PeerCoT: Structured Multi-Agent Chain-of-Thought Collaboration for Error Localization in LLM Reasoning
Abstract
Large Language Model (LLM) agents exhibit emergent reasoning abilities through debate, critique, and self-reflection. However, most multi-agent systems only exchange final outputs between agents, which limits transparency and hinders the ability to diagnose and improve reasoning processes. PeerCoT introduces a structured and symmetric Chain-of-Thought (CoT) exchange protocol. In this system, peer agents transparently share reasoning traces, provide labeled critiques, and perform minimal-edit revisions before aggregation. This structure enables explicit measurement of process-level error-type identification, called Error Localization Success (ELS), within an agent’s reasoning. We introduce and release AQUA-RAT-Corrupted and GSM8K-Corrupted, structured benchmarks synthetically designed to evaluate error localization and correction in multi-agent reasoning.
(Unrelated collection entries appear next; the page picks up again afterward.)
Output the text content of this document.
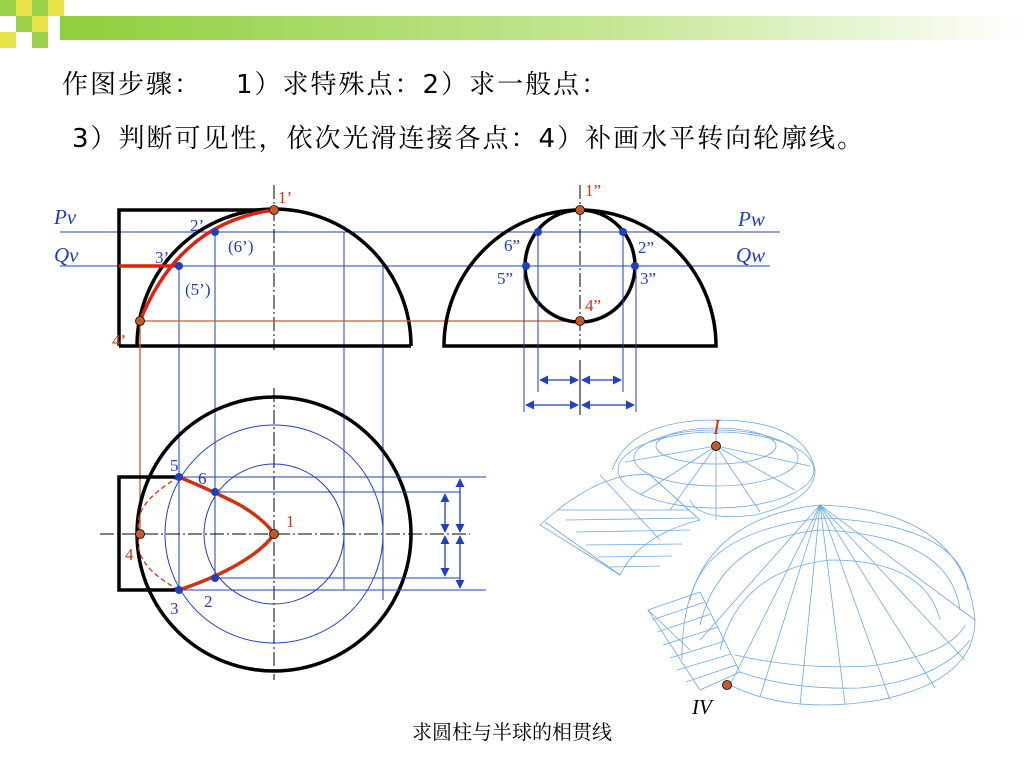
作图步骤： 1）求特殊点：2）求一般点：
3）判断可见性，依次光滑连接各点：4）补画水平转向轮廓线。
Pv
Qv
1’
2’
3’
4’
(5’)
(6’)
Pw
Qw
1”
2”
3”
4”
5”
6”
1
2
3
4
5
6
I
IV
求圆柱与半球的相贯线
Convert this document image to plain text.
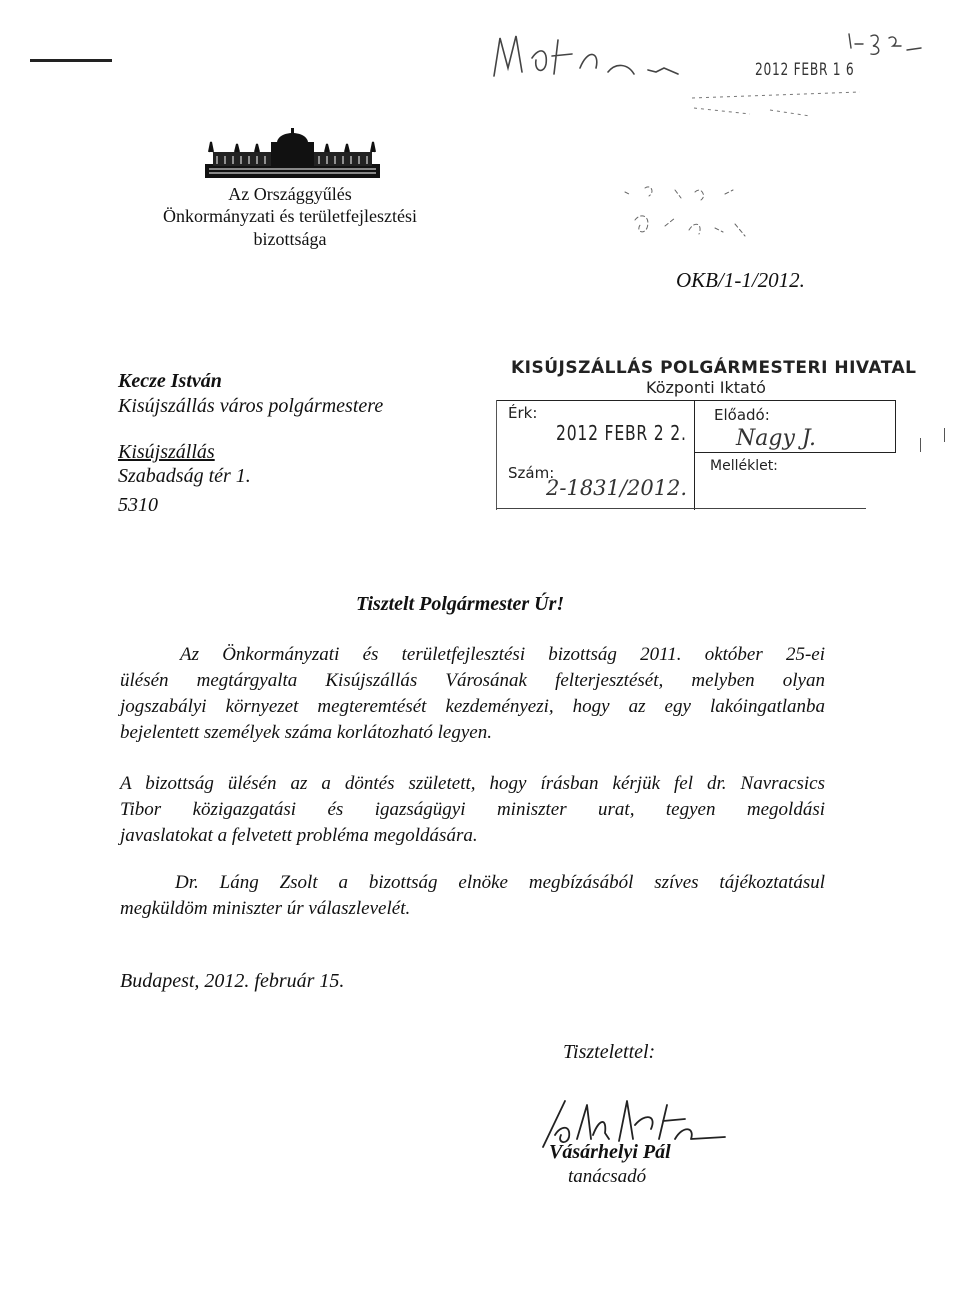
2012 FEBR 1 6
Az Országgyűlés
Önkormányzati és területfejlesztési
bizottsága
OKB/1-1/2012.
Kecze István
Kisújszállás város polgármestere
Kisújszállás
Szabadság tér 1.
5310
KISÚJSZÁLLÁS POLGÁRMESTERI HIVATAL
Központi Iktató
Érk:
2012 FEBR 2 2.
Előadó:
Nagy J.
Szám:
2-1831/2012.
Melléklet:
Tisztelt Polgármester Úr!
Az Önkormányzati és területfejlesztési bizottság 2011. október 25-ei
ülésén megtárgyalta Kisújszállás Városának felterjesztését, melyben olyan
jogszabályi környezet megteremtését kezdeményezi, hogy az egy lakóingatlanba
bejelentett személyek száma korlátozható legyen.
A bizottság ülésén az a döntés született, hogy írásban kérjük fel dr. Navracsics
Tibor közigazgatási és igazságügyi miniszter urat, tegyen megoldási
javaslatokat a felvetett probléma megoldására.
Dr. Láng Zsolt a bizottság elnöke megbízásából szíves tájékoztatásul
megküldöm miniszter úr válaszlevelét.
Budapest, 2012. február 15.
Tisztelettel:
Vásárhelyi Pál
tanácsadó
PeerCoT achieves 64.1% accuracy in AQUA-RAT-Corrupted and 53.15% in GSM8K-Corrupted. PeerCoT maintains competitive accuracy and transparency compared to the baseline models while providing explicit error taxonomy, critique, and ELS. Beyond outcome-level performance, the structured critique protocol corrects 30.43% of initially incorrect solutions in merged outputs. By aligning cooperative critique with fine-grained reasoning supervision, PeerCoT introduces explicit error identification in collaborative reasoning.